A fearless war journalist and Maltese native who grew up in Australia and the United States, Mr. Sacco has covered similar terrain in "Palestine" and "Safe Area Goradze," other graphic novels designed to unearth, explain and prevent atrocity.
While he is driven by anger and curiosity, Mr. Sacco's goals are compassion and humane treatment. Animating his powerful, black-and-white art is the evil that men do in the name of nationalism.
His fury flows freely in "Footnotes," a long, at times numbing probe of the Israel Defense Forces' decision to shoot and beat Arabs in the name of "screening" them for terrorist impulses.
While Mr. Sacco focuses on Israeli actions against Palestinians in these grindingly poor communities, he doesn't dwell exclusively on the oppressors. He also conveys the ambience of these towns, particularly by conjuring Sea Street, Rafah's main thoroughfare, so vibrant and boisterous it makes the side streets even more alarming.

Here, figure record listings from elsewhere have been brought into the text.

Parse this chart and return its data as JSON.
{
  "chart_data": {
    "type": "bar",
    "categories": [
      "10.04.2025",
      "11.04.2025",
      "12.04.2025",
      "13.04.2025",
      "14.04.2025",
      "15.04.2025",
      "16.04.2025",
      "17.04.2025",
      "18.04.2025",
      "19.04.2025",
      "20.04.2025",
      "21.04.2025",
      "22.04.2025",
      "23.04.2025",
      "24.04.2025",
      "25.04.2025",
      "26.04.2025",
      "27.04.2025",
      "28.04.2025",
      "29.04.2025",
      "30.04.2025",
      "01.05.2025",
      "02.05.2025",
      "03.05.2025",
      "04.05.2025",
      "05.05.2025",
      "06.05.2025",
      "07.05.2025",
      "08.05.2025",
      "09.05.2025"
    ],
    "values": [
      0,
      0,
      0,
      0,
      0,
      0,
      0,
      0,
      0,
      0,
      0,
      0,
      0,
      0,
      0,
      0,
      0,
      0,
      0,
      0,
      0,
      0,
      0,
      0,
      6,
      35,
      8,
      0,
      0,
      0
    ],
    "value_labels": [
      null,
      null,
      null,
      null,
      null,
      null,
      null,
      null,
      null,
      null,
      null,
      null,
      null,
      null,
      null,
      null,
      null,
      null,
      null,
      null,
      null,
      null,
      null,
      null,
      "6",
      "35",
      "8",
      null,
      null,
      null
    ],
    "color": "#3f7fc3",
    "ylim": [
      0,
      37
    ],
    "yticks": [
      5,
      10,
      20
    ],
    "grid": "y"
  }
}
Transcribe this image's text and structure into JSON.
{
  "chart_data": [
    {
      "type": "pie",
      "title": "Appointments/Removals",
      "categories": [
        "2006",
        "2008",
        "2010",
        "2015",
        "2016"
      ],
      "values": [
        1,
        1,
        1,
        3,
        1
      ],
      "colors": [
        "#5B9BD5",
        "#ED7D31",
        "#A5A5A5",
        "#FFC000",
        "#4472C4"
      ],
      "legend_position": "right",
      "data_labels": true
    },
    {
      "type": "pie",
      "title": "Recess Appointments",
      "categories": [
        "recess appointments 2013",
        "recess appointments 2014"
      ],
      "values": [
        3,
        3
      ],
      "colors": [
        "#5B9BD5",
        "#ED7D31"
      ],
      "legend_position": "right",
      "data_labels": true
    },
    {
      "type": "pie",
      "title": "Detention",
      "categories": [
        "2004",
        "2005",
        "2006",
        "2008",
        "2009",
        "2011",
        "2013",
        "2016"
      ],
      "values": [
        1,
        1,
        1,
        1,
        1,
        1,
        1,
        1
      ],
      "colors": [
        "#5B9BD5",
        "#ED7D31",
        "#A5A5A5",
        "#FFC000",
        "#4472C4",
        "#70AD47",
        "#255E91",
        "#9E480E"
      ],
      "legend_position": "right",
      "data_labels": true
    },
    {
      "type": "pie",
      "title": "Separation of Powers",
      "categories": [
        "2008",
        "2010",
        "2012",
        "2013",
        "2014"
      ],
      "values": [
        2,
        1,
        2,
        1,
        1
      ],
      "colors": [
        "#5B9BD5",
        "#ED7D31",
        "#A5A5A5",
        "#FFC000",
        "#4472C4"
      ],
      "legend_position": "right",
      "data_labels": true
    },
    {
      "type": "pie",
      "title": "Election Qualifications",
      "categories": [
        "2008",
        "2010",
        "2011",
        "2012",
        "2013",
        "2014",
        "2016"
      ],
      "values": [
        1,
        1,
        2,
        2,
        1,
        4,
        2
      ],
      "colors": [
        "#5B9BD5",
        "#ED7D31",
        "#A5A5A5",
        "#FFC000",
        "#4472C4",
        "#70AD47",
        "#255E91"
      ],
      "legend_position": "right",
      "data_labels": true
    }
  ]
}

Mr. Sacco interviews scores of old Arab men to get at the truth. Sifting through their porous recall to reach a factual core, then underscoring that with research on site and at the United Nations archives in New York, provides a balance not immediately clear in drawings he weights toward the Palestinians.
He rarely reveals his own feelings, portraying himself as a weak-chinned, bespectacled observer whose eyes lack pupils, as if he were merely absorbent. Sometimes his emotions break through, however.
These accounts are largely based on the stories of old men that Mr. Sacco accumulated with the help of younger, equally war-weary men like Hani and the Fatah acolyte, Khaled, who want to live in peace -- and fight for that right.
His re-creation of the Rafah massacre, in which Israeli soldiers screened Palestinians to root out terrorists, unfolds like a nightmare as it swings between images of fearful crowds and bloodstained close-ups of brutality.
Mr. Sacco divides the book by suburb, targeting Khan Younis first, then Rafah. "I don't need to tell you, memories change with the years, and the memories we have excavated here are decades old," he tells us. "Memory blurs edges, it adds and subtracts."
To sharpen it, he crafts individual stories, contrasting the oral history he so lovingly cultivates with official reports from newspaper and government sources.
Mr. Sacco effectively intersperses his historical re-creations, partially based on period photos, with depictions of the ambience in 2002 and 2003, when he traveled to the area for his research.
Khan Younis and Rafah, at the southern end of the Gaza Strip, are hemmed in by Israel to the east and Egypt to the south. Their inhabitants live tense, dangerous lives in the shadow of fortified Israeli observation towers, and in Rafah, the IDF routinely demolish their homes, ostensibly to destroy tunnels intifada warriors use to bring in weapons. The narrative is complex, the way Mr. Sacco crosscuts between periods artful and challenging. But there's never any doubt about the authenticity of his art. Mr. Sacco packs his pages, popping quote boxes out of the panels, slicing and dicing pages into kinetic rectangles to maximize tension and drive narrative.
His grief, dedication and singular, populist artistry command respect and silence.